6 Harry Potter Plot Revelations You May Not Have Caught the First 10 Times Through
If you’re anything like me, you’ve read the Harry Potter books somewhere in the neighborhood of eight thousand times—soon to be eight thousand and one. I have a stack of brand-new books I’ve been meaning to get to, and the sound you just heard was me throwing them all out the window. I’m always game for ignoring my responsibilities so I can reread Harry Potter, and in part that’s because, every time I do, I notice things I didn’t catch before. Here are six revelations I overlooked the first few thousand reads.
Everyone spent an afternoon trying to open the Horcrux without realizing it.
Slytherin’s locket was a big deal. Not only was it a Horcrux, but both Regulus Black and Dumbledore died because of it. Harry, Ron, and Hermione broke into the Ministry of Magic to retrieve it. Eventually, the locket turned them against each other and nearly killed Harry in a puddle of water.
But no one realized it was right under their noses the whole time they were living in Grimmauld Place. In fact, they once spent an afternoon trying to pry it open in Order of the Phoenix: “There was a musical box that emitted a faintly sinister, tinkling tune…also a heavy locket that none of them could open, a number of ancient seals, and, in a dusty box, an Order of Merlin, First Class, that had been awarded to Sirius’s grandfather…”
Fred and George threw snowballs at Voldemort.
I feel like we need to talk about this more. In Sorcerer’s Stone, Fred and George bewitched some snowballs to bounce off Quirrell’s turban. But what we now know is that the turban was meant to disguise the fact that Voldemort had affixed himself to the back of Quirrell’s skull. My question is this: did Voldemort think about this later? Sometimes when he was lying awake at night, did he remember two thirteen-year-olds once threw snowballs at his face? Did it haunt him daily?
Trelawney’s far-fetched predictions (technically) came true.
Trelawney was the one who made the “Neither can live while the other survives” prophecy, which is widely considered to be the only remotely correct divining she did over the course of seven books. But if you think about it, all the other nonsense she came out with ended up making a weird sort of sense.
In Goblet of Fire, she “divined” that Harry was born in midwinter instead of July, to general laughter. But Harry had a part of Voldemort’s soul inside him at the time, and Voldemort was born in midwinter. She also said, in Prisoner of Azkaban, that “when thirteen dine together, the first to rise will be the first to die.” She initially refused to join the Christmas feast because of this, but what none of them knew was that there were technically already thirteen people present—Wormtail was there, as Scabbers—and Dumbledore rose first to greet Trelawney. And it gets weirder. Later, in Order of the Phoenix, thirteen people gathered for a meal at Grimmauld Place, and who was the first to get up? Sirius.

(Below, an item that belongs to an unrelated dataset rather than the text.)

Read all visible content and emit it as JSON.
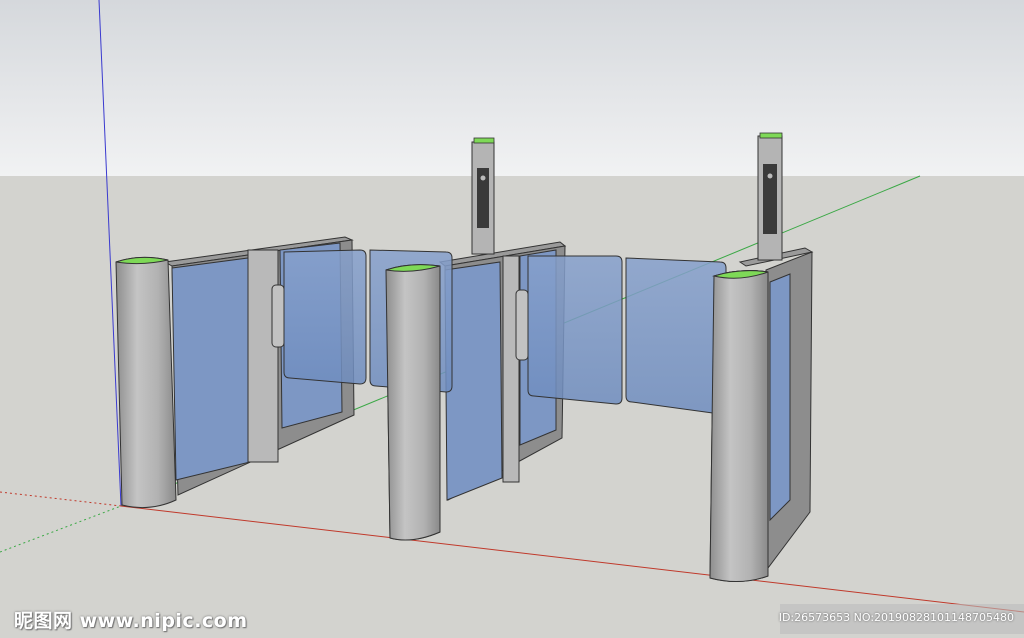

Aunt Petunia mentioned Snape way back in Order of the Phoenix.
One of the biggest twists at the end of Deathly Hallows was that Snape had been in love with Lily, Harry’s mom. But Aunt Petunia actually told us about this two books previously. In Order of the Phoenix, Petunia revealed (to the shock of everyone involved) that she knew what Dementors were. She said, “I heard—that awful boy—telling her about them—years ago,” and Harry thought she was talking about his parents. In Deathly Hallows, however, we learned that the “awful boy” was actually Snape, and that he and Lily had been childhood friends.
The Vanishing Cabinet was broken because of Harry.
The Vanishing Cabinet was a major plot point in Half-Blood Prince. Malfoy spent the whole year fixing it so he could sneak Death Eaters into Hogwarts; it was a whole thing.
But what you might not have realized the first time around was that Harry set this whole chain of events into motion. In Chamber of Secrets, Harry got in trouble with Filch, and Nearly Headless Nick convinced Peeves to break the Vanishing Cabinet as a distraction. Years later, Fred and George shoved Montague, a Slytherin Quidditch player, inside the broken cabinet. Montague wound up in a toilet, and Draco, upon hearing his harrowing tale, realized he could use the Vanishing Cabinet to his own devious ends—if only he could fix it.
Dobby broke his promise.
Remember when Harry jokingly made Dobby promise never to save his life again after that year of wacky death-defying shenanigans in Chamber of Secrets? That quote was cute before Deathly Hallows came out. Now it’s just tragic, because Dobby returned to save Harry’s life one last time and died doing it. I wasn’t going to end this thing on a downer, but then I started thinking about Dobby, and if I have to be sad about this then so do you.